Traditionally using homemade instruments made from everyday objects, along with bongos, washboards, calabash and ukuleles, the eminently danceable sound of rural Fungi folk music has a rough, ramshackle quality. Alongside more traditional, western instruments such as saxophone, bass and piano, the crude, rhythmic sound was made by using items such as a hollowed, serrated gourd to make a squash, which is a traditional Caribbean percussive instrument, flutes made from canes, blown car pipes and banjos fashioned from wood, strings and tins.
The grassroots origins of Scratch music can be traced back to Africa and the days of slavery in the British Virgin Islands under Danish and British rule. Unable to own or play their own instruments and engage in dancing, the West African plantation workers made instruments out of any resources that they could find, to create a percussive, rhythmic blues sound that combined improvisational musicianship with a rich storytelling tradition.
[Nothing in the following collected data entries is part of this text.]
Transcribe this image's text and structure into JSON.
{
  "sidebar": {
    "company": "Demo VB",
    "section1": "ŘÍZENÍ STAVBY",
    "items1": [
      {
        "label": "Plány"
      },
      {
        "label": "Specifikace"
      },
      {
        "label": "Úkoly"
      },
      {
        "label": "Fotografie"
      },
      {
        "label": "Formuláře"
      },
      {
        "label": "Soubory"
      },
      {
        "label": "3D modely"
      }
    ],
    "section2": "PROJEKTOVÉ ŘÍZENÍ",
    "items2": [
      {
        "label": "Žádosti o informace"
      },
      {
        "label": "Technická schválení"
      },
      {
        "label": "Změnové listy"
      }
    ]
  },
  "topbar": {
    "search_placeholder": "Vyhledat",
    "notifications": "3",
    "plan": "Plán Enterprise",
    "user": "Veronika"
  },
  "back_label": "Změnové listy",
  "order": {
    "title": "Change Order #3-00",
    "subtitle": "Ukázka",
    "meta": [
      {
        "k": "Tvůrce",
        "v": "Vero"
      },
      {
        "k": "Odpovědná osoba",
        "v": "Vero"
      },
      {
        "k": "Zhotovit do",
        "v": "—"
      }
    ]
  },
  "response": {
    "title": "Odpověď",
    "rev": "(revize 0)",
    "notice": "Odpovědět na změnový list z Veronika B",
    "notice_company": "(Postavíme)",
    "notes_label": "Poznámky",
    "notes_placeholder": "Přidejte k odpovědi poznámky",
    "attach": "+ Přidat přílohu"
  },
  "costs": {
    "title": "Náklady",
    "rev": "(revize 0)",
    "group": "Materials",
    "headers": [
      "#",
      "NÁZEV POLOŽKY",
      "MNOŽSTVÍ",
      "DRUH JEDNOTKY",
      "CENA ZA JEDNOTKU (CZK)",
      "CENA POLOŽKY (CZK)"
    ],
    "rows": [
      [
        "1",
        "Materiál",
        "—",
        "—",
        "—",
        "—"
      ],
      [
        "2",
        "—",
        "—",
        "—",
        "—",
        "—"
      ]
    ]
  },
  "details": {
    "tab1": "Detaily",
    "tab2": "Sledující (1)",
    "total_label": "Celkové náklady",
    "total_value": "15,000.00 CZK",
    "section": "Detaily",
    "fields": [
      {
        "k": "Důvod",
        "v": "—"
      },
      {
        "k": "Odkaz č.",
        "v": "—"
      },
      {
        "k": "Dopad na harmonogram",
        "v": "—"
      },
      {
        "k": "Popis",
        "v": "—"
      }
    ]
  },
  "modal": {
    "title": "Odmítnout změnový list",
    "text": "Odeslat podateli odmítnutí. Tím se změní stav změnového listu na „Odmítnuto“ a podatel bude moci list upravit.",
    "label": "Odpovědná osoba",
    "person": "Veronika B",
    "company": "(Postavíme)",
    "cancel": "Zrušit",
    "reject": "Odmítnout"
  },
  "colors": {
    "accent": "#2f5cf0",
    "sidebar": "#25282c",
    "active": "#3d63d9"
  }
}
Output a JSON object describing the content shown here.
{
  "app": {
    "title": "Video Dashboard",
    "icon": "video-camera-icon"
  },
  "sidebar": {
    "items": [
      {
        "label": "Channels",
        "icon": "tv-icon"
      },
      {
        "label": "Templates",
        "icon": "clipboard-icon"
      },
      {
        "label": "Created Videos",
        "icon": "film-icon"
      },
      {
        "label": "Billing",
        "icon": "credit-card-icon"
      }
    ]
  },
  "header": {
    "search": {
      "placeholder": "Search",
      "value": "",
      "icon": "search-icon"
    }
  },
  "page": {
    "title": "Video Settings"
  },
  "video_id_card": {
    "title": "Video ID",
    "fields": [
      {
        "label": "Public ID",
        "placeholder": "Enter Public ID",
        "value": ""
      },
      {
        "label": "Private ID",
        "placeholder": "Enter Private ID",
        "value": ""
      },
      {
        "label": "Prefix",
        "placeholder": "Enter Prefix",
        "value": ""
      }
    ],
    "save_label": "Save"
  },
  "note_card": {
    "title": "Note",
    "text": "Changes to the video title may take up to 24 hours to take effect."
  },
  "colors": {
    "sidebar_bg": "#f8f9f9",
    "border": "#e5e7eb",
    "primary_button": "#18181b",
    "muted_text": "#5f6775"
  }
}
A sound that continued even after the abolition of slavery in 1834, with the lyrics usually acting as a form of oral history, narrating everyday life, humorous stories or recounting important political or historical events.
Scratch bands usually perform Quelbe, a native form of folk song that is typically performed at celebrations and informal events, often containing local colloquialisms, double entendres and sexual innuendo. The British Virgin Islands passed an act in 2001 to make the Quelbe the official music of the island, and the sound has since spread to other surrounding Caribbean countries. The Lashing Dogs is one of the most well known Fungi bands from the British Virgin Islands.